It’s Emperor Kanye and his ‘Chief Architect’ – Guess which one had no clothes on? | Marina Hyde

W.Hat is exactly the deal with Kanye West and his wife, Bianca Censori, whose latest very surprising red-blanket excursion very surprising that she was next to naked? Bianca’s husband, who dresses like a Minecraft security guard, seemed to give her the signal to throw her fur coat and reveal herself outside Sunday evening Grammys, to which they do not seem to have been invited. Certainly a hot new Vri on the old 13th FEE.

Given that Bianca is rarely photographed in anything heavier than a 5-denier sex poncho, it seems that half of the Internet has definitely settled on the conviction that she was forced controlled. The other half has decided that the couple enjoys the attention their “art project” receives.
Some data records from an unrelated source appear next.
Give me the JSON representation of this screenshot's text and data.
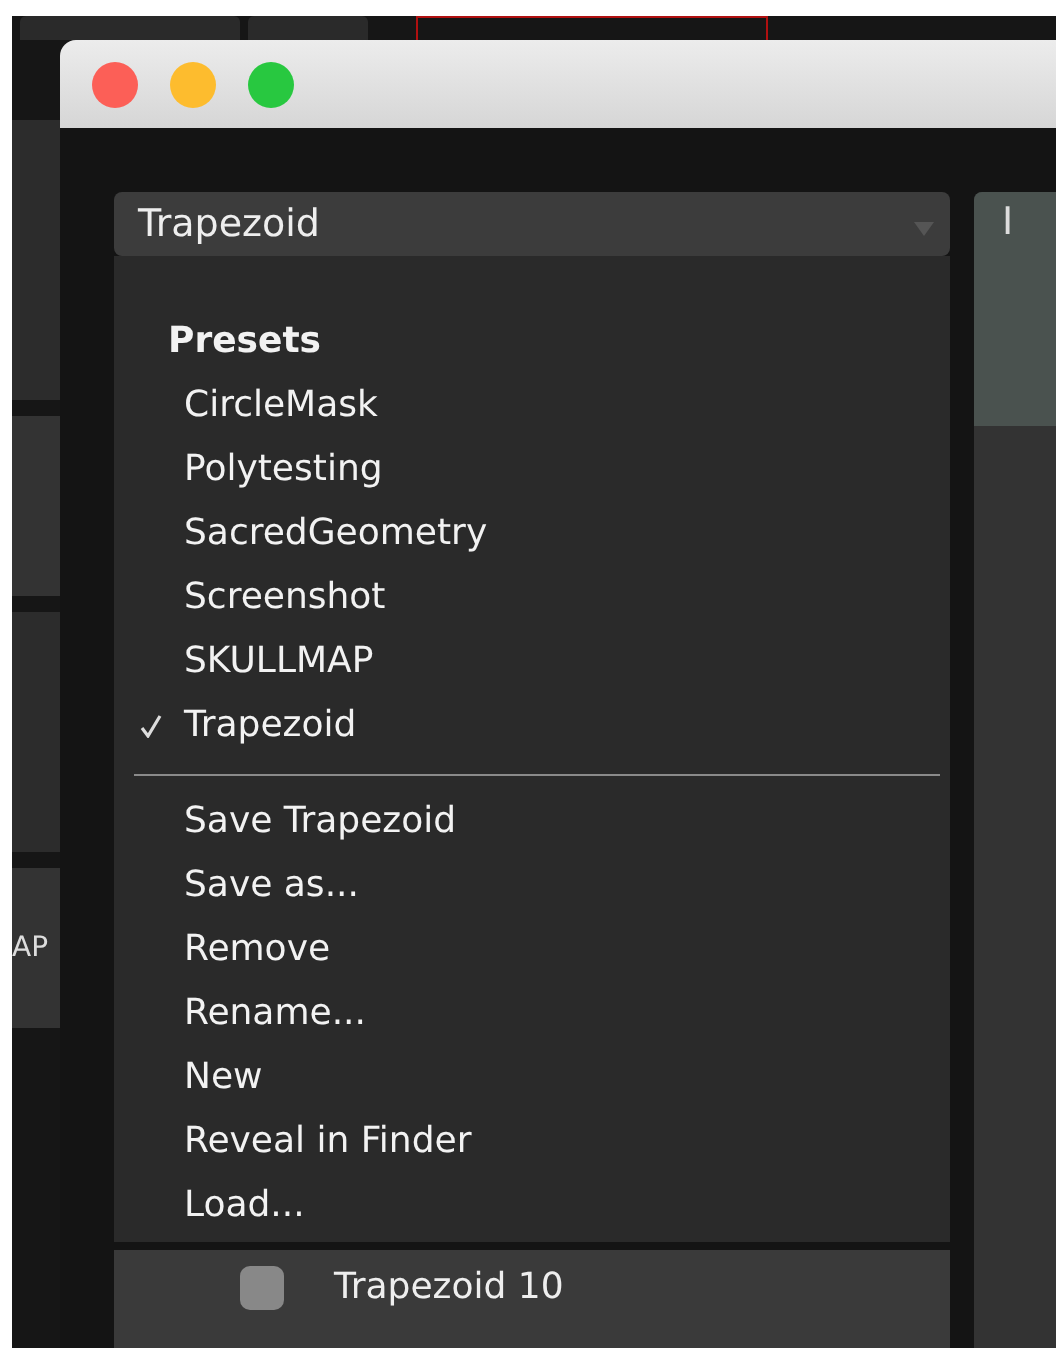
{
  "background_app": {
    "cut_label": "AP"
  },
  "window": {
    "preset_dropdown": {
      "value": "Trapezoid"
    },
    "preset_menu": {
      "header": "Presets",
      "presets": [
        {
          "label": "CircleMask",
          "selected": false
        },
        {
          "label": "Polytesting",
          "selected": false
        },
        {
          "label": "SacredGeometry",
          "selected": false
        },
        {
          "label": "Screenshot",
          "selected": false
        },
        {
          "label": "SKULLMAP",
          "selected": false
        },
        {
          "label": "Trapezoid",
          "selected": true
        }
      ],
      "actions": [
        "Save Trapezoid",
        "Save as...",
        "Remove",
        "Rename...",
        "New",
        "Reveal in Finder",
        "Load..."
      ]
    },
    "list_row": {
      "checked": false,
      "label": "Trapezoid 10"
    },
    "side_panel": {
      "tab_label": "I"
    }
  }
}
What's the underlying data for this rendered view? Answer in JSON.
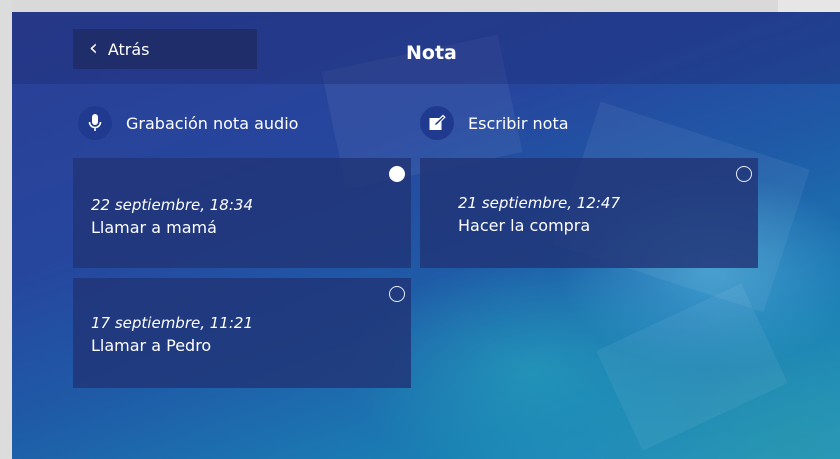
{
  "header": {
    "back_label": "Atrás",
    "title": "Nota"
  },
  "actions": {
    "record": {
      "label": "Grabación nota audio",
      "icon": "microphone-icon"
    },
    "write": {
      "label": "Escribir nota",
      "icon": "write-note-icon"
    }
  },
  "notes": [
    {
      "date": "22 septiembre, 18:34",
      "text": "Llamar a mamá",
      "selected": true
    },
    {
      "date": "21 septiembre, 12:47",
      "text": "Hacer la compra",
      "selected": false
    },
    {
      "date": "17 septiembre, 11:21",
      "text": "Llamar a Pedro",
      "selected": false
    }
  ],
  "colors": {
    "card": "#213476",
    "back_button": "#1f2e6a",
    "icon_circle": "#1f3a8e"
  }
}
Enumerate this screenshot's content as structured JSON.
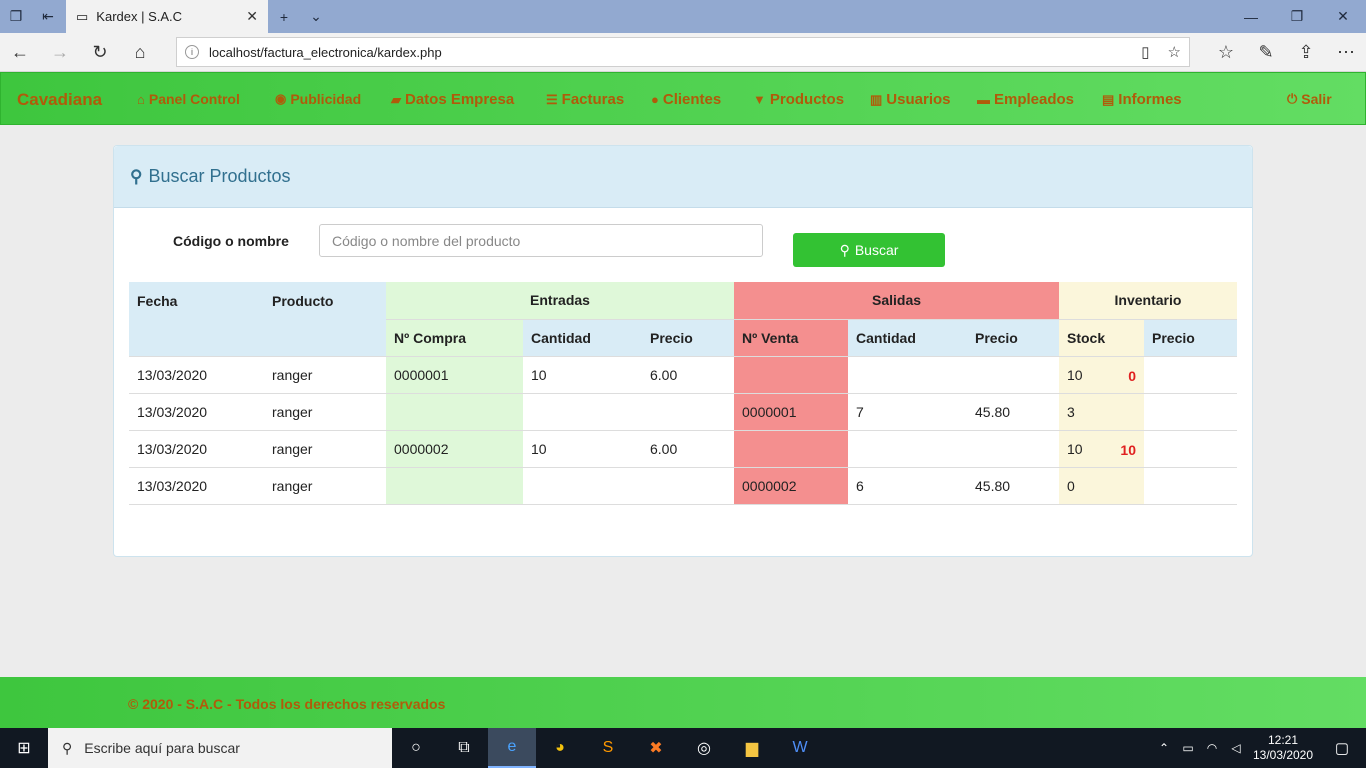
{
  "browser": {
    "tab_title": "Kardex | S.A.C",
    "url": "localhost/factura_electronica/kardex.php"
  },
  "navbar": {
    "brand": "Cavadiana",
    "items": [
      {
        "label": "Panel Control",
        "icon": "home-icon"
      },
      {
        "label": "Publicidad",
        "icon": "eye-icon"
      },
      {
        "label": "Datos Empresa",
        "icon": "folder-open-icon"
      },
      {
        "label": "Facturas",
        "icon": "list-icon"
      },
      {
        "label": "Clientes",
        "icon": "user-icon"
      },
      {
        "label": "Productos",
        "icon": "cart-icon"
      },
      {
        "label": "Usuarios",
        "icon": "barcode-icon"
      },
      {
        "label": "Empleados",
        "icon": "briefcase-icon"
      },
      {
        "label": "Informes",
        "icon": "report-icon"
      }
    ],
    "logout": "Salir"
  },
  "panel": {
    "title": "Buscar Productos",
    "search_label": "Código o nombre",
    "search_placeholder": "Código o nombre del producto",
    "search_value": "",
    "search_button": "Buscar"
  },
  "table": {
    "groups": {
      "fecha": "Fecha",
      "producto": "Producto",
      "entradas": "Entradas",
      "salidas": "Salidas",
      "inventario": "Inventario"
    },
    "subheaders": {
      "n_compra": "Nº Compra",
      "e_cantidad": "Cantidad",
      "e_precio": "Precio",
      "n_venta": "Nº Venta",
      "s_cantidad": "Cantidad",
      "s_precio": "Precio",
      "stock": "Stock",
      "i_precio": "Precio"
    },
    "rows": [
      {
        "fecha": "13/03/2020",
        "producto": "ranger",
        "n_compra": "0000001",
        "e_cantidad": "10",
        "e_precio": "6.00",
        "n_venta": "",
        "s_cantidad": "",
        "s_precio": "",
        "stock": "10",
        "stock_prev": "0",
        "i_precio": ""
      },
      {
        "fecha": "13/03/2020",
        "producto": "ranger",
        "n_compra": "",
        "e_cantidad": "",
        "e_precio": "",
        "n_venta": "0000001",
        "s_cantidad": "7",
        "s_precio": "45.80",
        "stock": "3",
        "stock_prev": "",
        "i_precio": ""
      },
      {
        "fecha": "13/03/2020",
        "producto": "ranger",
        "n_compra": "0000002",
        "e_cantidad": "10",
        "e_precio": "6.00",
        "n_venta": "",
        "s_cantidad": "",
        "s_precio": "",
        "stock": "10",
        "stock_prev": "10",
        "i_precio": ""
      },
      {
        "fecha": "13/03/2020",
        "producto": "ranger",
        "n_compra": "",
        "e_cantidad": "",
        "e_precio": "",
        "n_venta": "0000002",
        "s_cantidad": "6",
        "s_precio": "45.80",
        "stock": "0",
        "stock_prev": "",
        "i_precio": ""
      }
    ]
  },
  "footer": {
    "text": "© 2020 - S.A.C - Todos los derechos reservados"
  },
  "taskbar": {
    "search_placeholder": "Escribe aquí para buscar",
    "time": "12:21",
    "date": "13/03/2020"
  },
  "colors": {
    "navbar_green": "#3ec63e",
    "brand_orange": "#b05b0a",
    "entradas_green": "#dff8d9",
    "salidas_red": "#f48f8f",
    "inventario_yellow": "#fbf6db",
    "header_blue": "#d9ecf6",
    "alert_red": "#e02020"
  }
}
I’m not sure it’s clear, which is the case, or actually whether it’s a bit of both for now, and in any case she can reassess her opinions about the situation in posterity when time goes on.

As a submission of Guardian readers not possessed by the Byzantine Court Policy in Yeezy (guys, thank you: this is important): Kanye and Bianca married. Bianca and Kanye appear to have met via the latter previously mentioned fashion brand, where she was hired as a main architect. Stay with this, because the sneakers Kanye produce are so abominably absurd that they may well have shown mock-tudor heel gables and Juliet Balconies. Still, it feels to be the most important architect for a fashion company a bit like being the most important veterinary manager for a teapot.

Then again, all virulent anti -Semites need a main architect. I’m not saying that Bianca was Albert Speer from Yeezy, planning ever more triumphantly colonnaded sneakers, only for those dreams to end in rubble when the boss exceeded himself. But the fact remained that Kanye’s collaboration with adidas ended up imploding, shortly after he fired a block of Jew-hatred across the slip. “Not so, as it turned out. (Maybe he read some Second World War II story Books and assumed incorrectly the old rules of the company still used.)

These days, the Wests scene is regular silent events for the paparazzis, who are paired by all from lip readers to armchair as hostage video experts to determine whether Bianca is having fun or not. She certainly seemed to be, in An enthusiastic karaoke -performance On a Grammy’s afterparty – but performances can be misleading. There is pretty more to drive on this one before the world can know for sure.

For now we may have to take the word about Biancas tirelessly curated Personal siteWhich is a strong push of the notion that she and Kanye are a mutually supportive couple of performance artists. “While many were originally fascinated by her private life,” it recognizes her increase in fame, “her role in Yeezy – West’s fashion brand – quickly focused.” Did it do though?

Maybe there will be more luck on that front now thanks to Bianca’s announcement that she will release a documentary about herself this year. “The documentary will also highlight its collaborative relationship with Kanye West focusing on how their creative partnership runs innovation across different areas. While both have kept great futuristic fashion design. “Right. The network/streamer that you will be able to see this remains tempting unconfirmed. But I think I would be more interested in it than Meghan’s upcoming table capsule debut On Netflix if it matters.

In the end, however, it does not seem much more than a two weekly opportunity to draw attention to staggering creative decline. For someone whose music was once layered and pioneering and seeing, for one whose architecture might have been layered and pioneering message about this now rather long-term exercise in minimal dressing seems embarrassing pedestrian, based on a somewhat teenage belief that Sex is Oo-Er-Reat and Værreren. What should its point as an art project? No violation but it has about as much depth and nuance as a banksy or late phase Damien Hirst-Factic makes it the actor Sydney Sweeney’s funny snap By itself in a gray sweatshirt that reads “sorry for having big breasts and corrected opinions” looks like a renoir.

As for where the show is going next time, I have suspected for a while now that a future staging post on this provocative artistic journey will be for Bianca to perform on a red blanket or other wearing a full body of body, while Kanye remains lovely and comfy in his usual t-shirt and pants. If this development is realized, it is difficult to know if people will find the offensive shocking, finally sufficiently modest or forced in another way. It will certainly be much harder for them to talk about in the “right” way than nudity is. In fact, judging according to the full chatterati -melting over Bianca and Kanye’s Grammy’s excursion, the choice or otherwise nudity is still much more acceptable to discuss than the choice or otherwise to be fully covered. Maybe Mr and Mrs West have made an interesting point after all.